Sunday, October 23rd, 2016

The professionals


I want to return to a point my wife made in the comments and the response it received. My wife said in part:

You dont know what we have put up with this year: the fear of our son being discriminated against because of his last name. The fact that I have been approached while I am volunteering my time at his school about my husband’s articles and why he is so anti-education. Excuse me if I have lost faith in our educators and am saddened by the outright meanness by others who do not want to see the other side. (Your comment about “stout” certainly proves my point.)

John Foust responded:

Sorry, Doreen – Yes, if you stick your name and neck out, people are going to have an opinion about you. I’ve ticked-off as many as five districts simultaneously and many times have attracted a crowd carrying pitchforks and torches. Volunteering and being friendly and not holding grudges helps, of course, but there are plenty who will pre-judge you on your name, as there are those who will assume flaws in your mind or character due to the color of your skin or the brand of your shoe. Don’t let it stop what you do. And think of the other Widgersons! {sic} They are probably thought guilty by association.

Let me elaborate a bit on my wife’s frustrations. My son goes to Hadfield for four more days. After that, the school year ends and this fall he’ll be attending a private school.

Hadfield, by all accounts, is as “central city” of a school as you can get in Waukesha. It has a diverse student population: white, latino, a few African Americans. When another school was threatened with closure last year, many of the parents feared their children would be sent to Hadfield which they considered a “ghetto school.” Coming out of the Milwaukee Public School system, I have no idea what they are talking about, and they should seriously re-examine their bigotry.

Hadfield has a reading program and is probably nicer than the elementary school most of us attended as children.

My wife thinks its important to be involved in the schools, so she volunteers once a week. She’s been approached twice in the last couple of months about my column, even though she is there to help the teacher.

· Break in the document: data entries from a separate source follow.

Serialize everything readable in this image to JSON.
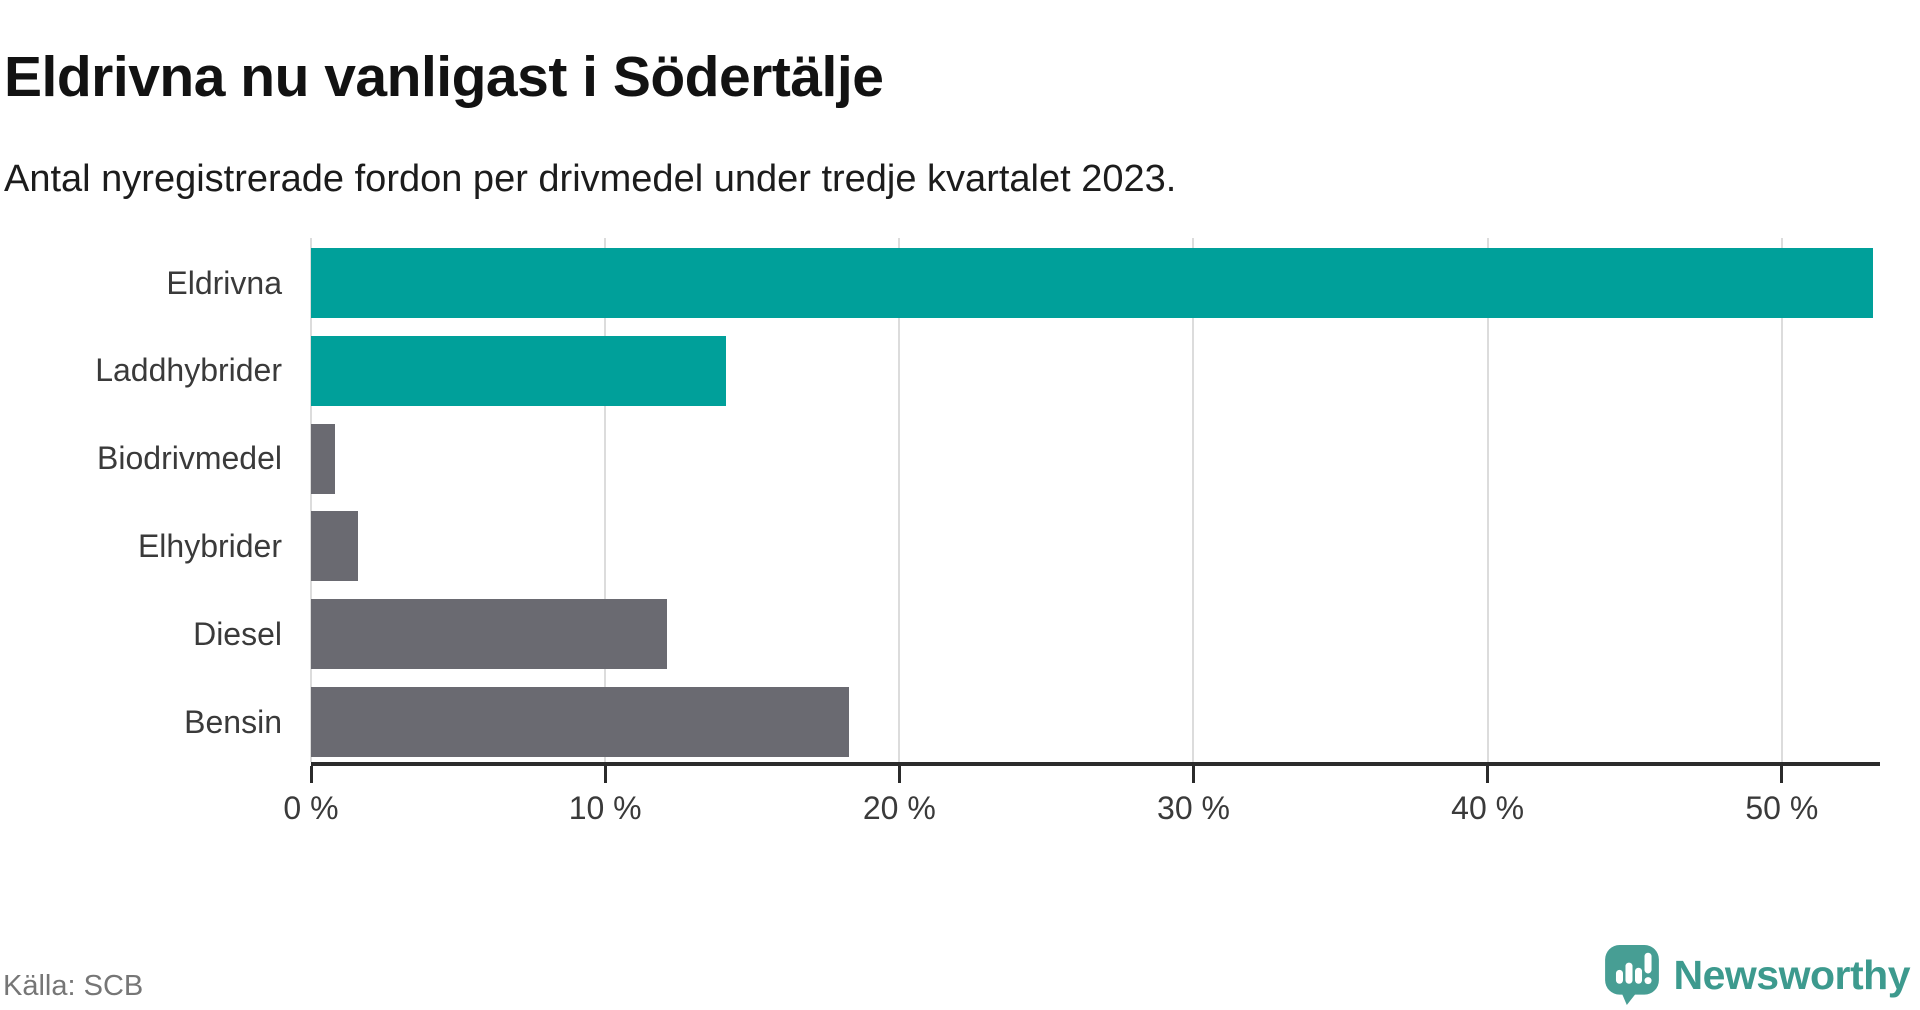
{
  "chart_data": {
    "type": "bar",
    "orientation": "horizontal",
    "title": "Eldrivna nu vanligast i Södertälje",
    "subtitle": "Antal nyregistrerade fordon per drivmedel under tredje kvartalet 2023.",
    "categories": [
      "Eldrivna",
      "Laddhybrider",
      "Biodrivmedel",
      "Elhybrider",
      "Diesel",
      "Bensin"
    ],
    "values": [
      53.1,
      14.1,
      0.8,
      1.6,
      12.1,
      18.3
    ],
    "unit": "%",
    "xlim": [
      0,
      53.1
    ],
    "ticks": [
      0,
      10,
      20,
      30,
      40,
      50
    ],
    "tick_labels": [
      "0 %",
      "10 %",
      "20 %",
      "30 %",
      "40 %",
      "50 %"
    ],
    "bar_colors": [
      "#00a09a",
      "#00a09a",
      "#6a6a71",
      "#6a6a71",
      "#6a6a71",
      "#6a6a71"
    ],
    "grid": true,
    "legend": "none",
    "xlabel": "",
    "ylabel": ""
  },
  "footer": {
    "source": "Källa: SCB",
    "brand": "Newsworthy"
  },
  "colors": {
    "accent_teal": "#00a09a",
    "bar_gray": "#6a6a71",
    "gridline": "#dcdcdc",
    "axis": "#2b2b2b",
    "logo_mark_teal": "#479e94",
    "logo_text_teal": "#3d9a8e"
  }
}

The first time a teacher’s aide told my wife flatly that her husband needed to spend more time in the classroom. My wife was stunned that someone would even say that to her when she is already volunteering at the school, otherwise she would have responded, “I don’t think you want that.”

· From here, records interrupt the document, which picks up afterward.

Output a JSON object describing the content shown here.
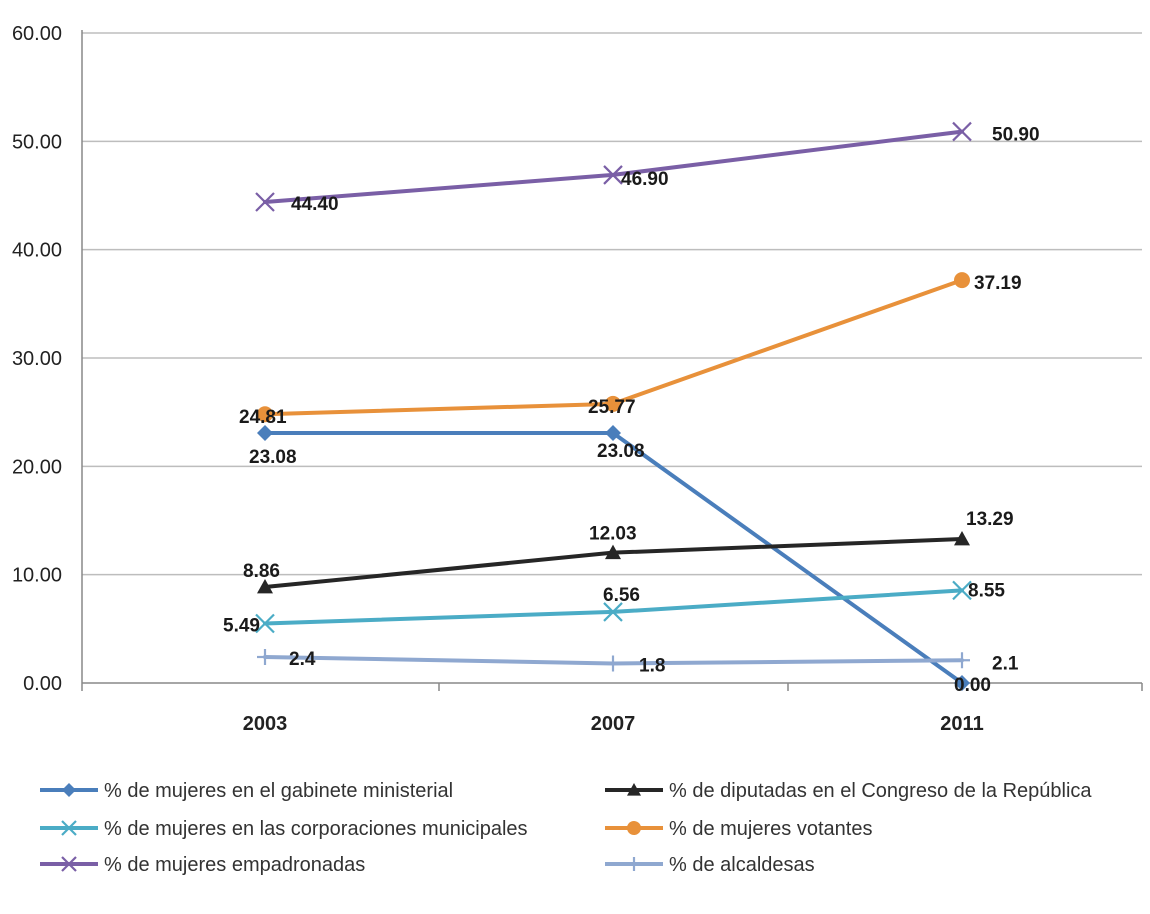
{
  "chart_data": {
    "type": "line",
    "categories": [
      "2003",
      "2007",
      "2011"
    ],
    "ylim": [
      0,
      60
    ],
    "yticks": [
      "0.00",
      "10.00",
      "20.00",
      "30.00",
      "40.00",
      "50.00",
      "60.00"
    ],
    "grid": true,
    "legend_position": "bottom",
    "series": [
      {
        "name": "% de mujeres en el gabinete ministerial",
        "values": [
          23.08,
          23.08,
          0.0
        ],
        "labels": [
          "23.08",
          "23.08",
          "0.00"
        ],
        "color": "#4a7ebb",
        "marker": "diamond"
      },
      {
        "name": "% de diputadas en el Congreso de la República",
        "values": [
          8.86,
          12.03,
          13.29
        ],
        "labels": [
          "8.86",
          "12.03",
          "13.29"
        ],
        "color": "#262626",
        "marker": "triangle"
      },
      {
        "name": "% de mujeres en las corporaciones municipales",
        "values": [
          5.49,
          6.56,
          8.55
        ],
        "labels": [
          "5.49",
          "6.56",
          "8.55"
        ],
        "color": "#4bacc6",
        "marker": "x"
      },
      {
        "name": "% de mujeres votantes",
        "values": [
          24.81,
          25.77,
          37.19
        ],
        "labels": [
          "24.81",
          "25.77",
          "37.19"
        ],
        "color": "#e8913a",
        "marker": "circle"
      },
      {
        "name": "% de mujeres empadronadas",
        "values": [
          44.4,
          46.9,
          50.9
        ],
        "labels": [
          "44.40",
          "46.90",
          "50.90"
        ],
        "color": "#7a5fa6",
        "marker": "x"
      },
      {
        "name": "% de alcaldesas",
        "values": [
          2.4,
          1.8,
          2.1
        ],
        "labels": [
          "2.4",
          "1.8",
          "2.1"
        ],
        "color": "#8fa8d0",
        "marker": "plus"
      }
    ]
  }
}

The second time came from my son’s teacher, who for no reason and with no warning asked my wife why her husband hates education so much.

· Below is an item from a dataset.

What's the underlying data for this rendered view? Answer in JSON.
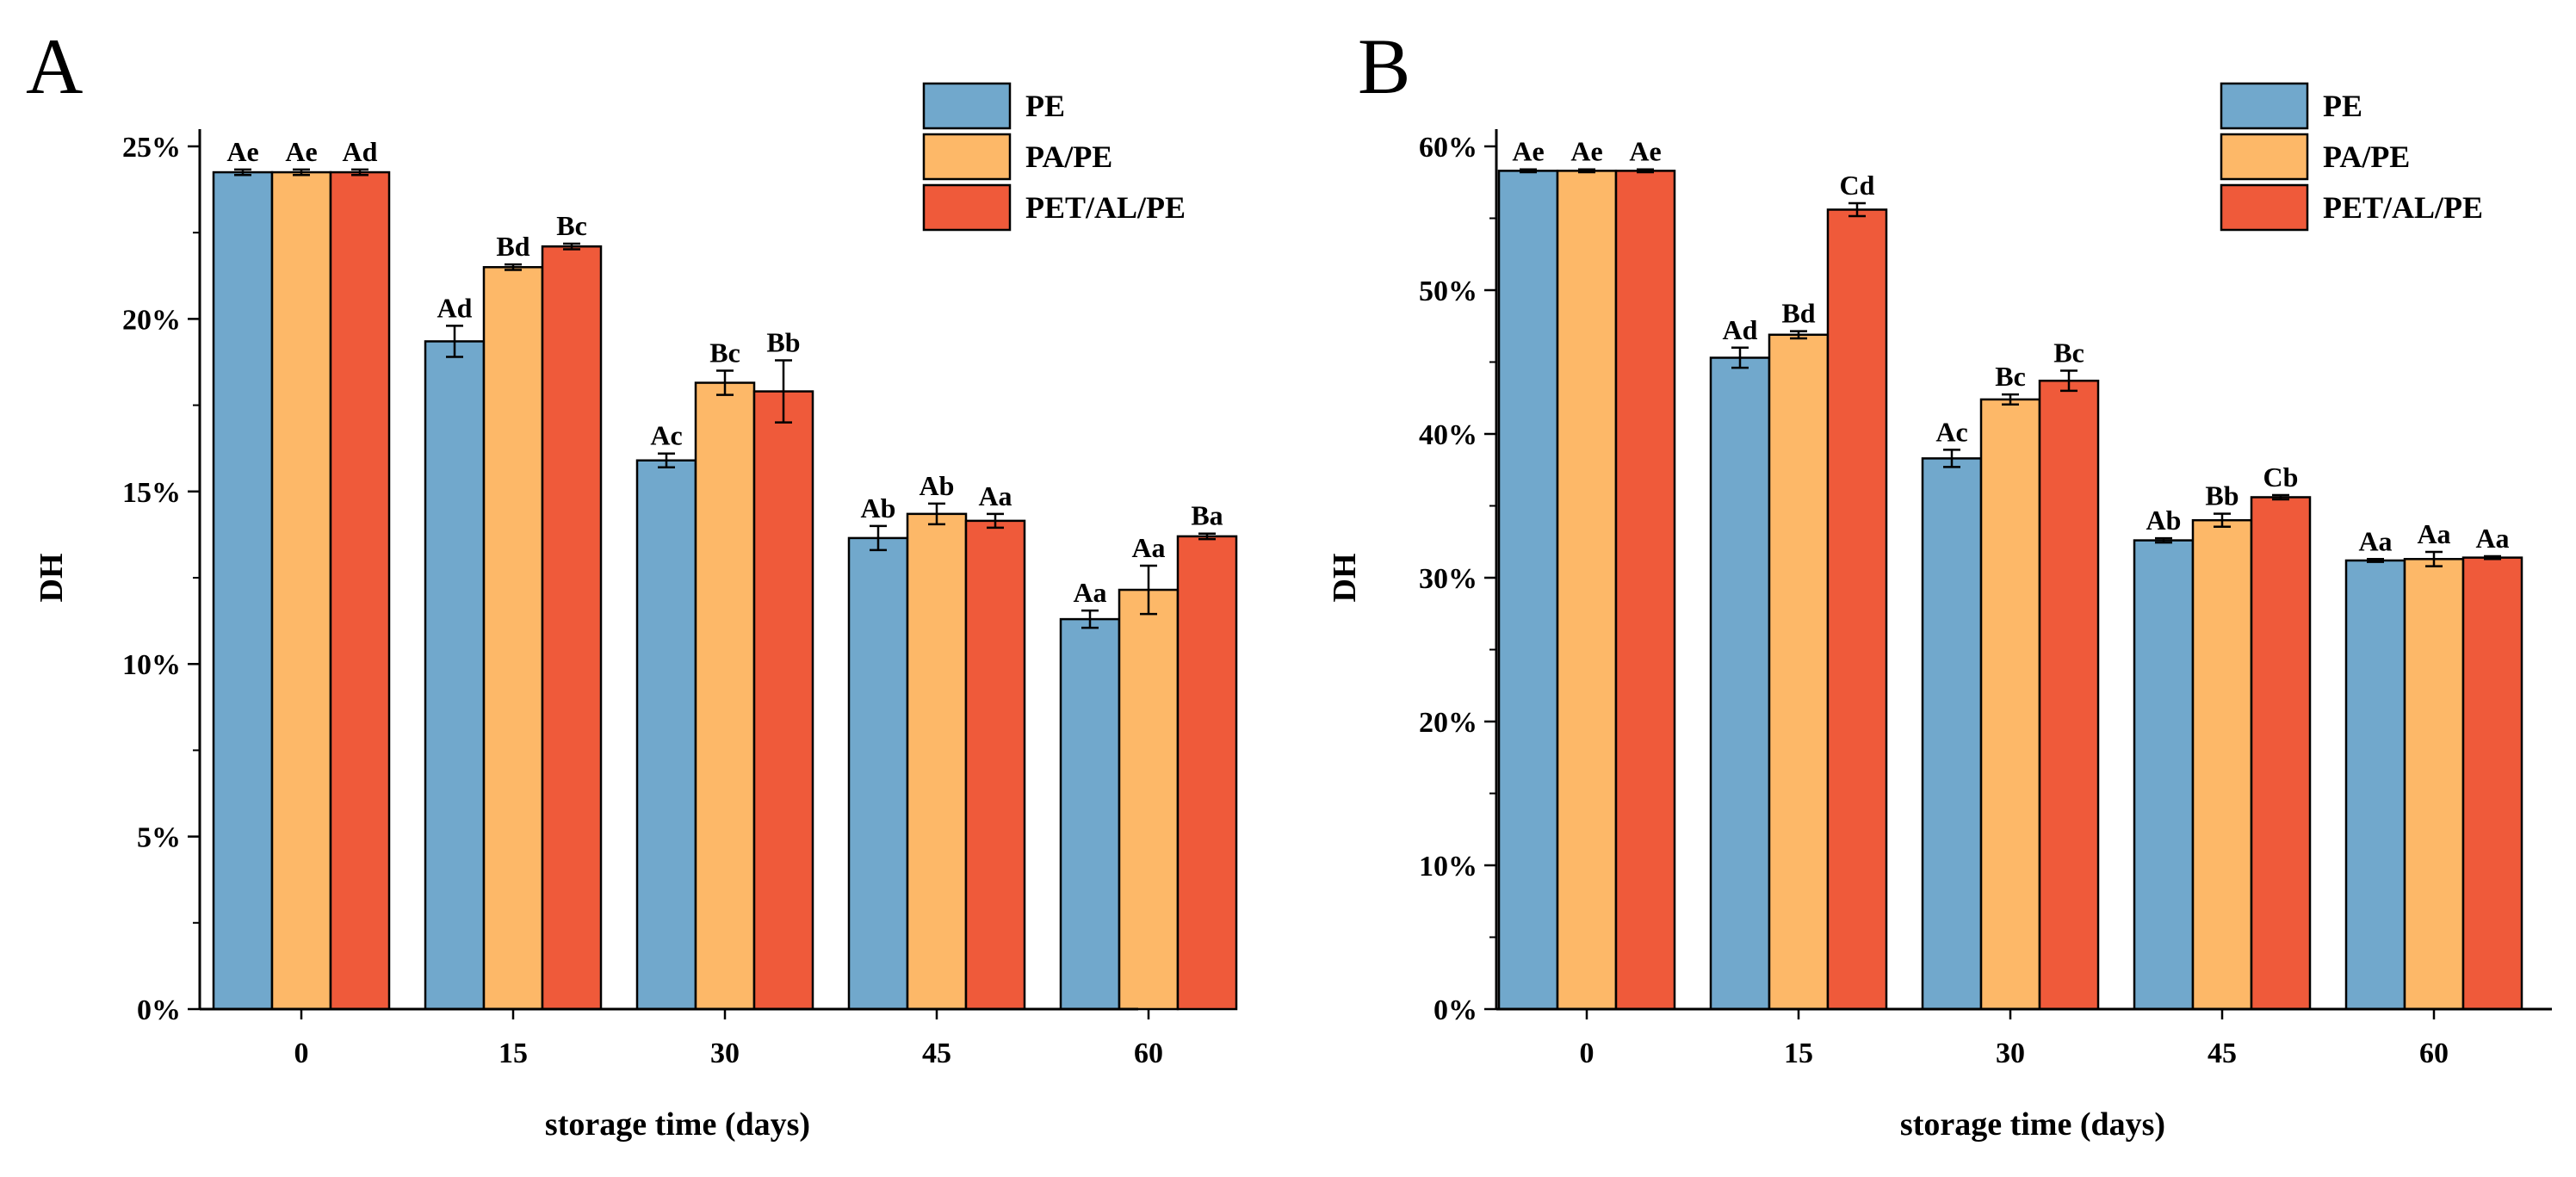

We had been wavering on whether to put our son in private school before this. After all, there is a financial cost. I actually think there’s a benefit to public schools, especially when they have a program of set standards and goals. And most of the other children in our neighborhood go to Hadfield.

But after those two incidents by supposed professionals, there is no way we can consider sending our child back to the public schools.

Do I think my child will be discriminated against? Probably not consciously. But given union behavior towards children before, and now towards members of my family, I’m not willing to take that chance.

I will not have my son subjected to any discrimination, conscious or otherwise, by union employees, nor will I allow my wife to be confronted when she is doing charitable work. They are not responsible for what I write, and if I cannot depend on educators’ supposed professionalism then I will not subject my child to their whims.

When we were told that it was not necessary to schedule a teacher’s conference this spring, I didn’t think anything of it. But now I wonder, was it because of the progress my child made this school year, or because my wife volunteers, or was it because the teacher just doesn’t want to deal with me? If these supposed professionals cannot contain themselves in a classroom setting, how can I expect them to behave during parent-teachers’ conferences? How can I trust they are making the best decisions with my child’s education in mind?

At the same time, I will not be silent on public school issues. As a member of the community, I not only have a right but a responsibility to speak out. I will not stop writing my column, and I will not stop writing my blog.

Furthermore, I find it absolutely outrageous someone would dare say, “Sorry, Doreen – Yes, if you stick your name and neck out, people are going to have an opinion about you.” My child and my wife are not pawns that the teachers union can push, and they don’t deserve to be treated any differently because of what I write.

Even if the teacher and her aide have a prejudiced opinion about anyone named Wigderson because I happen to write about education, these taxpayer-paid educators should be able to contain themselves and behave in a professional manner towards my wife who is volunteering her time and towards my child. And if they cannot, then they should no longer be teaching and leave the job to the professionals.